Кутузов так и не увидел «еростат» над Бородино. За сутки до вступления Наполеона в Москву губернатор Ростопчин в заметном отчаянии писал царю: «С прискорбием извещаю о неудаче Леппиха… Последовали бесконечные затруднения. Потребовалось какое-то особенное железо, крылья оказались слабыми. Большая машина не готова, и, кажется, надо отказаться от надежды на успех. Менее всего, конечно, можно пожалеть об истраченных деньгах. Леппих – сумасшедший шарлатан, а Алопеус слишком был увлечен своим финским воображением».
Как закончилась история «зажигательного воздушного шара»
Заметим, что провал потерпели не только потуги создать бомбардировщик, но и все попытки сохранить тайну. Студент Московского университета Василий Шнейдер (кстати, репетитор Александра Грибоедова, будущей величины нашей литературы) оставил мемуары о том, как без больших трудов проник к месту постройки аэростата. Студент жил в доме купца, выгодно поставлявшего материалы для изделия Леппиха, и движимый любопытством упросил домохозяина захватить его с собой в эпицентр секретности.
«Мы проехали несколько караулов, – писал Шнейдер позднее. – Я оказался в доме, великолепные залы которого были превращены в мастерские и по роскошным паркетам разбросаны были разные материалы и инструмент. Перед окнами на дворе висела гондола и какие-то большие крылья».
Студент был явно не единственным, кто смог удовлетворить свое любопытство. Так что в армии Наполеона знали про «чудовищный воздушный шар» – именно так определил секрет Александра I адъютант французского императора Филипп де Сегюр. Дипломат из наполеоновской свиты Коленкур прямо пишет, что накануне Бородинской битвы Наполеону «сообщили много сведений о зажигательном воздушном шаре, который, как уверяли, должен был погубить французскую армию, внести в ее ряды беспорядок и разрушение».
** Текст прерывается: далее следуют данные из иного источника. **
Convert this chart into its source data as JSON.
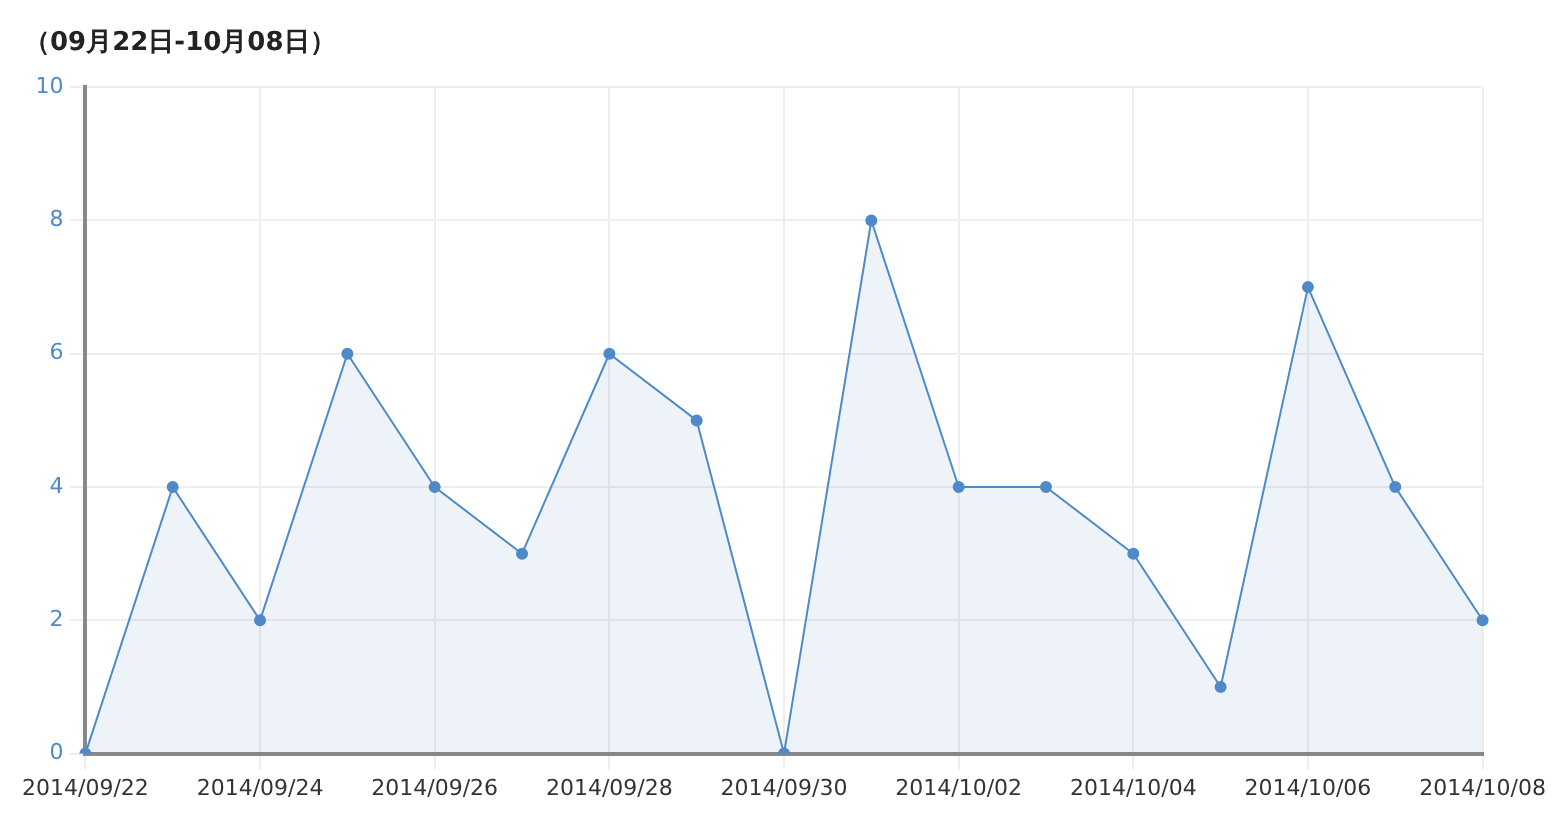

Когда русские войска оставили Москву, отряд французских жандармов по приказу Бонапарта осмотрел дворец, недавно служивший мастерской. Обнаружили сотни емкостей с купоросом для приготовления водорода и сожженную при эвакуации гондолу. Пропитанную ценным лаком огромную оболочку по приказу Ростопчина, несмотря на его разочарование провалом, все же успели вывезти подальше от захватчиков. На 136 телегах, вместе с Леппихом и его работниками, ее осенью доставили в Нижний Новгород.
Тем временем в окрестностях бывшей воздушной мастерской французские жандармы похватали несколько десятков первых попавшихся крестьян. Но каких-то толковых сведений про «чудовищный шар» от малограмотных селян не добились, и несчастных быстро расстреляли, объявив «поджигателями» Москвы.
Ушедшему с русскими Леппиху повезло куда больше. Уже в конце 1812 года он добрался до Петербурга, где еще год доказывал, что его проект возможен – надо только облегчить гондолу, подобрать нужную сталь для «рессор» и т. п. Царь Александр I какое-то время колебался, все еще не желая отказаться от столь желанной идеи воздушного бомбардировщика. Но осенью 1813-го, накануне грандиозной битвы под Лейпцигом (где с обеих сторон сошлись более полумиллиона солдат), подчиненный скептическому Аракчееву генерал Дмитрий Вындомской, главный аудитор русской армии, убедил царя, что война и так слишком дорога, чтобы в преддверии окончательного разгрома Наполеона продолжать тратить деньги на сомнительные опыты.
Леппих покинул Россию без славы, но явно с каким-то капиталом – по окончании войны он купил поместье в Баварии, где еще пять лет, до самой смерти, упорно пытался соорудить свой управляемый крыльями аэростат. У нас в стране про его эпопею забыли, лишь спустя десятилетия Лев Толстой в романе «Война и мир» написал несколько едких строк о том, как Пьер Безухов накануне Бородинского сражения «для того, чтобы развлечься, поехал смотреть большой воздушный шар, который строился Леппихом для погибели врага».